On one side of the gap are the young, affluent professionals who embody the city's image as the buzzing cultural capital of the South-East.
However, beneath the surface are high levels of illiteracy, homelessness, crime and poverty with 20,000 people unable to read.
The Brighton and Hove Regeneration Partnership today publishes a far-reaching report whose over-riding theme is the urgent need to break the cycle of poverty.
The report says teachers, health care professionals, police and transport workers are the key, but many are being priced out of the city by soaring housing costs. As a result, cheaper housing is vital.
The report was drawn up following a £250,000 investigation in which 5,000 people were interviewed over 18 months.

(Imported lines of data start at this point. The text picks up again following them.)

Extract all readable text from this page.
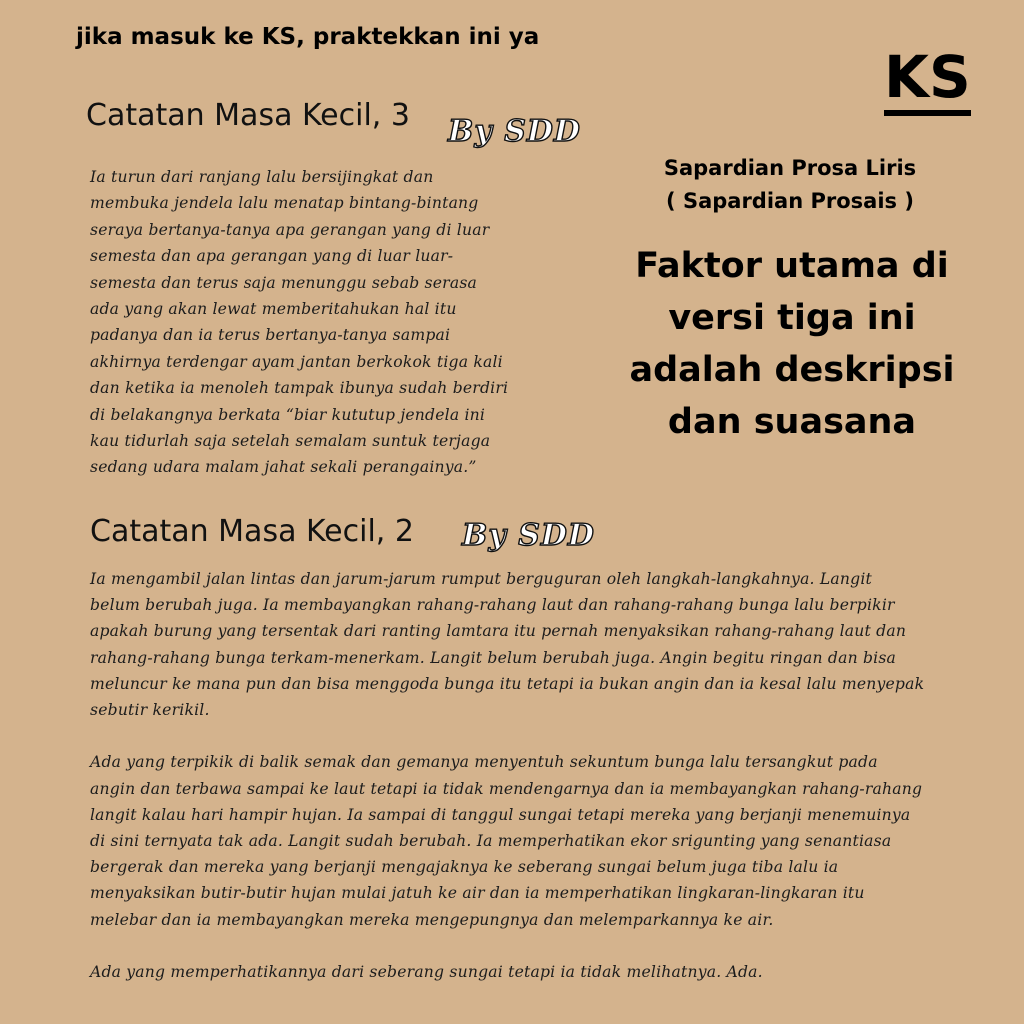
jika masuk ke KS, praktekkan ini ya
KS
Catatan Masa Kecil, 3 By SDD
Ia turun dari ranjang lalu bersijingkat dan
membuka jendela lalu menatap bintang-bintang
seraya bertanya-tanya apa gerangan yang di luar
semesta dan apa gerangan yang di luar luar-
semesta dan terus saja menunggu sebab serasa
ada yang akan lewat memberitahukan hal itu
padanya dan ia terus bertanya-tanya sampai
akhirnya terdengar ayam jantan berkokok tiga kali
dan ketika ia menoleh tampak ibunya sudah berdiri
di belakangnya berkata “biar kututup jendela ini
kau tidurlah saja setelah semalam suntuk terjaga
sedang udara malam jahat sekali perangainya.”
Sapardian Prosa Liris
( Sapardian Prosais )
Faktor utama di
versi tiga ini
adalah deskripsi
dan suasana
Catatan Masa Kecil, 2 By SDD
Ia mengambil jalan lintas dan jarum-jarum rumput berguguran oleh langkah-langkahnya. Langit
belum berubah juga. Ia membayangkan rahang-rahang laut dan rahang-rahang bunga lalu berpikir
apakah burung yang tersentak dari ranting lamtara itu pernah menyaksikan rahang-rahang laut dan
rahang-rahang bunga terkam-menerkam. Langit belum berubah juga. Angin begitu ringan dan bisa
meluncur ke mana pun dan bisa menggoda bunga itu tetapi ia bukan angin dan ia kesal lalu menyepak
sebutir kerikil.
Ada yang terpikik di balik semak dan gemanya menyentuh sekuntum bunga lalu tersangkut pada
angin dan terbawa sampai ke laut tetapi ia tidak mendengarnya dan ia membayangkan rahang-rahang
langit kalau hari hampir hujan. Ia sampai di tanggul sungai tetapi mereka yang berjanji menemuinya
di sini ternyata tak ada. Langit sudah berubah. Ia memperhatikan ekor srigunting yang senantiasa
bergerak dan mereka yang berjanji mengajaknya ke seberang sungai belum juga tiba lalu ia
menyaksikan butir-butir hujan mulai jatuh ke air dan ia memperhatikan lingkaran-lingkaran itu
melebar dan ia membayangkan mereka mengepungnya dan melemparkannya ke air.
Ada yang memperhatikannya dari seberang sungai tetapi ia tidak melihatnya. Ada.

It concludes: "Brighton and Hove is a city with marked differences in wealth, health and employment. These inequalities are not good for business.
"We need to reduce them by taking steps to identify and eliminate the barriers preventing people from getting in to work and playing their part in society.
"If the city is to prosper, existing companies need to be willing and able to grow here.
"If the pool of unemployed, illiterate and untrained adults can acquire the appropriate skills these people can be recruited to posts which are hard to fill, to keep employers in the area."
Currently, less than 20 per cent of 16-year-olds achieve five GCSE passes and 200 leave school every year without an exam pass to their name.
School-leavers need to be brought up to speed with the latest training if they are to find work in the boom sectors of IT and new media.
The three other priorities are building better neighbourhoods, improving transport and keeping the city "looking good".
Members of the city's 125,000-strong workforce earn an average of £18,621, more than £3,000 below the figure for the South-East.
Unemployment has fallen from 12 per cent to less than four per cent in the past ten years, but a shortage of affordable childcare is proving a barrier to mothers returning to work.
Although the city has attracted more than £100 million for urban regeneration schemes, including almost £50 million under the New Deal project in East Brighton, the money will soon dry up and investment will have to be sought from Europe and private companies.
However, the report ends on a positive note for the city's future, saying: "The picture has improved markedly in the past few years."
The strategy was being unveiled at a meeting in the Royal Albion Hotel.